Viola Amherd machte es sich zu leicht. Thomas Süssli, der Armeechef, machte es sich zu leicht, ebenso Christian Dussey, der Chef des Geheimdienstes, zumindest vordergründig; sie machen sich vom Acker. Über die wahren Gründe wird in den Medien heftig spekuliert. Viola Amherd sei im Bundesrat wegen ihrer offenen Sicherheitspolitik zunehmend isoliert gewesen. Thomas Süssli fühle sich „als Bauernopfer“ im Kampf um Macht und Geld zwischen Viola Amherd und Karin Keller-Sutter. Und Christian Dussey scheiterte anscheinend an den schlechten Umfragewerten bei seinen Mitarbeitenden. Angezeigt ist jetzt eines: volle Transparenz.
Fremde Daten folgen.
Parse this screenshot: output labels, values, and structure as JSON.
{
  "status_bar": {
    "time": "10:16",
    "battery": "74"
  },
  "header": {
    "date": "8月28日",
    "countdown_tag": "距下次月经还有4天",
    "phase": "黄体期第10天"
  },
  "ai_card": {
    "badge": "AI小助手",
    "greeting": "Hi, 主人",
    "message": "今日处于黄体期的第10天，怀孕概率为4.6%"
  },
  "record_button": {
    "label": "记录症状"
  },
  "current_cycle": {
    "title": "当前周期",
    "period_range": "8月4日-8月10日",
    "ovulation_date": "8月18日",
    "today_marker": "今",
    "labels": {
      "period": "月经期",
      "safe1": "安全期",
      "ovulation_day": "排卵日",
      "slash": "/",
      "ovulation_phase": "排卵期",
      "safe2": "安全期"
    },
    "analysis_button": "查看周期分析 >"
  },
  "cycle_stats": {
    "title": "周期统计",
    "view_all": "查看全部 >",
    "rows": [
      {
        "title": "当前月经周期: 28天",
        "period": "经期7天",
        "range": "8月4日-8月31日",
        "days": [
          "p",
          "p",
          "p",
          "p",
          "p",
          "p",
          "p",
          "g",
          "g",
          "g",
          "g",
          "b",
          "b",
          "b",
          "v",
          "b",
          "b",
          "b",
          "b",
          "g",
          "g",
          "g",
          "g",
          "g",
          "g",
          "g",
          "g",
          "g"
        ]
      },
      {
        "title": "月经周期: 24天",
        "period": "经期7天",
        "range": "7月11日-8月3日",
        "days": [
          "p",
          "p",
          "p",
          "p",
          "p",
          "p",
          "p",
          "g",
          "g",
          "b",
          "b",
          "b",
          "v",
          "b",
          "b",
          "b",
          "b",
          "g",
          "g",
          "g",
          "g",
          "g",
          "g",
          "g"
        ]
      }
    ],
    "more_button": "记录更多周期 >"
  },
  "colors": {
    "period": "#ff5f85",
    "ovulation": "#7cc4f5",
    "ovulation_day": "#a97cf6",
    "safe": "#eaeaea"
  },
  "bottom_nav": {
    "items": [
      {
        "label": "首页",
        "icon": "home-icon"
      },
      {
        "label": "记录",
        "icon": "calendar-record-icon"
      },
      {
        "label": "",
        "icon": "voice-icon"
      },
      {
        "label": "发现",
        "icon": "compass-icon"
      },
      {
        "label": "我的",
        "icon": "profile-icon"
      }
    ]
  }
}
Gerhard Pfister macht es sich ebenso zu leicht, wie seine Partei, Die Mitte, eben auch. Gerhard Pfister verweigerte sich der logischen Kandidatur für den Bundesrat, weil er sich der Nomination durch seine Partei, insbesondere durch Frauen in seiner Partei, nicht sicher war. Den Frauen war er zu zielstrebig, zu fordernd, wohl auch zu souverän. Im Gegenzug waren die Mitte-Frauen nicht in der Lage oder auch willens, eine Frau auf das Bundesrats-Ticket zu hieven.
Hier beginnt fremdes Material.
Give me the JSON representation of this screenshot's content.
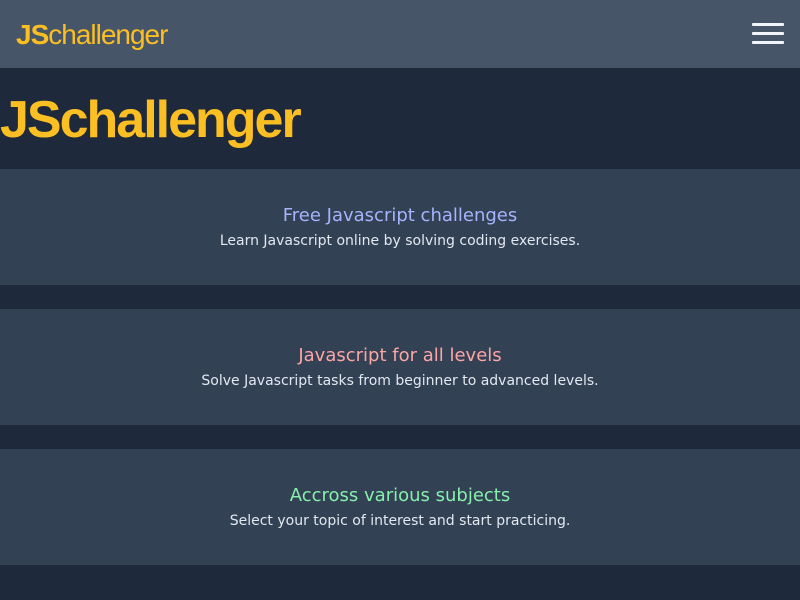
{
  "header": {
    "brand_js": "JS",
    "brand_rest": "challenger",
    "menu_icon": "hamburger-menu-icon"
  },
  "hero": {
    "logo_js": "JS",
    "logo_rest": "challenger"
  },
  "features": [
    {
      "title": "Free Javascript challenges",
      "text": "Learn Javascript online by solving coding exercises.",
      "title_color": "#a5b4fc"
    },
    {
      "title": "Javascript for all levels",
      "text": "Solve Javascript tasks from beginner to advanced levels.",
      "title_color": "#fca5a5"
    },
    {
      "title": "Accross various subjects",
      "text": "Select your topic of interest and start practicing.",
      "title_color": "#86efac"
    }
  ],
  "colors": {
    "brand": "#fbbf24",
    "header_bg": "#475569",
    "page_bg": "#1e293b",
    "card_bg": "#334155"
  }
}
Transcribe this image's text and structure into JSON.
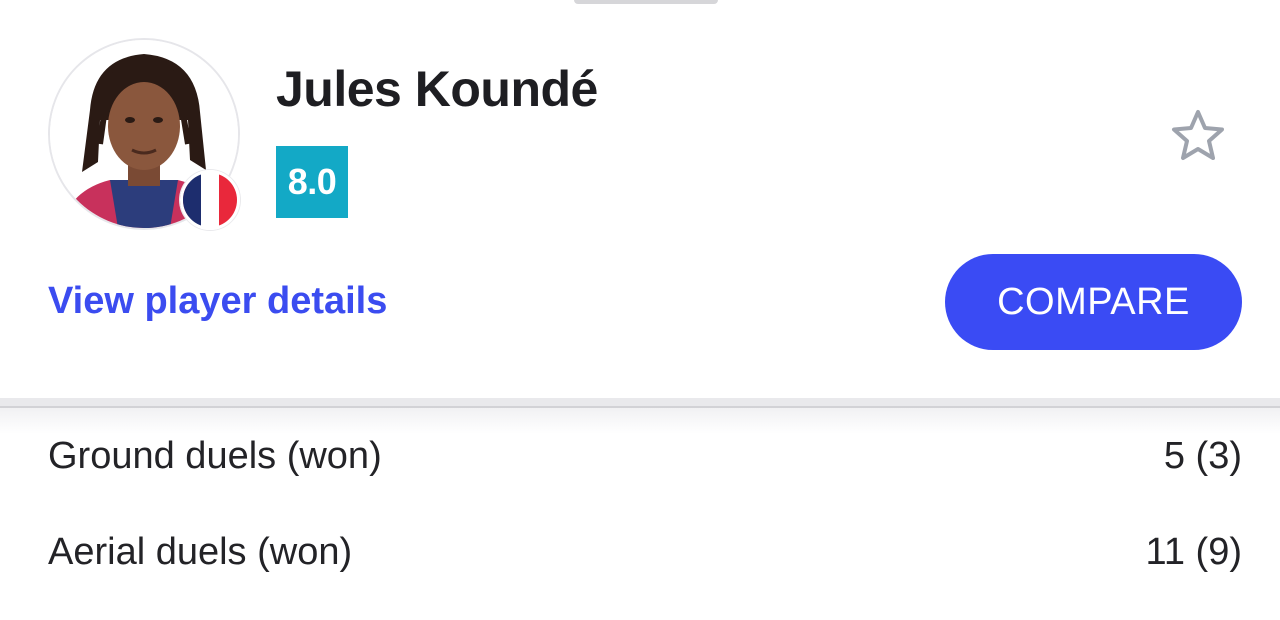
{
  "player": {
    "name": "Jules Koundé",
    "rating": "8.0",
    "nationality_flag": "france-flag-icon"
  },
  "actions": {
    "details_link": "View player details",
    "compare_label": "COMPARE",
    "favorite_icon": "star-outline-icon"
  },
  "stats": [
    {
      "label": "Ground duels (won)",
      "value": "5 (3)"
    },
    {
      "label": "Aerial duels (won)",
      "value": "11 (9)"
    }
  ],
  "colors": {
    "accent": "#3a4bf4",
    "link": "#3b4cf0",
    "rating_bg": "#13a9c6",
    "text": "#222226"
  }
}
Ob es sich das Parlament, die 246 Frauen und Mannen der Bundesversammlung, ebenso leicht machen und Markus Ritter oder Martin Pfister zum Bundesrat wählen, ist aktuell betrachtet so wahrscheinlich wie das Amen in der Kirche. Es sei denn, es regen sich die Wachsamen, die Parlamentarierinnen und Parlamentarier, welche über den Tellerrand der eidgenössischen Politik hinauszublicken vermögen, denen unter der Käseglocke des Bundeshauses die weltpolitischen Entwicklungen nicht entgehen.
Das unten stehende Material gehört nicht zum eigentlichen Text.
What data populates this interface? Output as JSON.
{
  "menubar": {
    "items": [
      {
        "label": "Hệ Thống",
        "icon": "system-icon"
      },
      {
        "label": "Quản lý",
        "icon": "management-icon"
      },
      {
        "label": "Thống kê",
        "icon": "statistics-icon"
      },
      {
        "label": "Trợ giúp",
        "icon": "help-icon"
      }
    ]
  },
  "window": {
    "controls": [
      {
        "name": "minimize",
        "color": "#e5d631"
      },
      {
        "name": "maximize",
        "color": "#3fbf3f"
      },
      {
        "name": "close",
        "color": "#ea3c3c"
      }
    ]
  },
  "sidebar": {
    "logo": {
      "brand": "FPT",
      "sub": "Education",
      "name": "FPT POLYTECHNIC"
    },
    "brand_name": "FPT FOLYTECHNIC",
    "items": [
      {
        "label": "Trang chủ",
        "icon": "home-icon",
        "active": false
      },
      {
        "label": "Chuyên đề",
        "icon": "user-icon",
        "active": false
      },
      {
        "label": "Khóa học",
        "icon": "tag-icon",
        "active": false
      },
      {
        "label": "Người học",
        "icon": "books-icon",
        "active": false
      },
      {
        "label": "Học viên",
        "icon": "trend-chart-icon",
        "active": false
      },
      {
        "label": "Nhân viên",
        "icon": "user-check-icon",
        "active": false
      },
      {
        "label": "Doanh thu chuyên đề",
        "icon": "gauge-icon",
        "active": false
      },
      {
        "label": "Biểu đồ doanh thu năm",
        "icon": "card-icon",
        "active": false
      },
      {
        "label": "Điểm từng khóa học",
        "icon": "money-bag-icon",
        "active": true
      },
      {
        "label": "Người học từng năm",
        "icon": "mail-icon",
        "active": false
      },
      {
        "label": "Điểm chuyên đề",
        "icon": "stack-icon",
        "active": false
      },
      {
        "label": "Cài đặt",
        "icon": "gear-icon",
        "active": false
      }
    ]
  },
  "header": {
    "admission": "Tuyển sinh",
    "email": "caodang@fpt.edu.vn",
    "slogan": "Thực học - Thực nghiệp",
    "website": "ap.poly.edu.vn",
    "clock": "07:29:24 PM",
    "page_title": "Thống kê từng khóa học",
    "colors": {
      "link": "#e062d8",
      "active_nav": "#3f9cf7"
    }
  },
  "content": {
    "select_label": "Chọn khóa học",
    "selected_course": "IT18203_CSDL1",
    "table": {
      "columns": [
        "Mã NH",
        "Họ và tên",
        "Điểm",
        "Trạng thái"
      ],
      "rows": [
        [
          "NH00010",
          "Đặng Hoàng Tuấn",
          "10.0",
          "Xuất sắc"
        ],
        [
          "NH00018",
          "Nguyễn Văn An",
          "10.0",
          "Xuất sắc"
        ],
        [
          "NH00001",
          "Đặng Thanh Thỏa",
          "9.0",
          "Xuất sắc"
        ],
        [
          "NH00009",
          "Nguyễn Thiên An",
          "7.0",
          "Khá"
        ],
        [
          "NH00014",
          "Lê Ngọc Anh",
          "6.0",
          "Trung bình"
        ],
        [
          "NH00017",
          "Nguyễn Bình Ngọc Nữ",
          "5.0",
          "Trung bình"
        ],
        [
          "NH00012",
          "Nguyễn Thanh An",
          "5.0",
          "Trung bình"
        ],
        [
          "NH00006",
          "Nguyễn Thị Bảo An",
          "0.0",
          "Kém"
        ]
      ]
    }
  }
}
Jedenfalls spätestens der beispielslose Streit im Weissen Haus zwischen Trump/Vance und Selenskyj vor laufenden Kameras hat der Weltöffentlichkeit vorgeführt, so auch der Schweiz inklusiv Bundesbern, was auf dem Spiele steht. US-Präsident Trump warf dem ukrainischen Präsidenten vor: «Sie setzen das Leben von Millionen Menschen aufs Spiel. Sie riskieren einen Dritten Weltkrieg». Selenskyj hatte sich in den Augen Trump/Vance „erfrecht“, für den Rohstoff-Deal bei einem Friedensschluss mit Putin Sicherheitsgarantien einzuhandeln. Was für die Ukraine unmissverständlich, für einen gesicherten, gerechten Frieden absolut notwendig ist, finden Trump und Vance respektlos ihnen vor allem und den USA gegenüber. Francesca Melandri schreibt in ihrem Buch »Kalte Füsse» zum Ukraine-Krieg: «Das Gegenteil von Krieg ist nicht Frieden, sondern Gerechtigkeit: No justice, no peace.» Und das strebt Selenskyj an: Gerechtigkeit und Sicherheitsgarantien insbesondere von den USA. Trump dagegen will vor allem und zuerst den Handelsvertrag um die seltenen Erden. Und die bange Frage: Kommen die beiden wieder zusammen? Bizarr ist jedenfalls , dass sich Selenskyj für die Beschimpfungen, die er durch Trump/Vance erfahren musste, zu entschuldigen habe, wie Schweizer Medien meinen.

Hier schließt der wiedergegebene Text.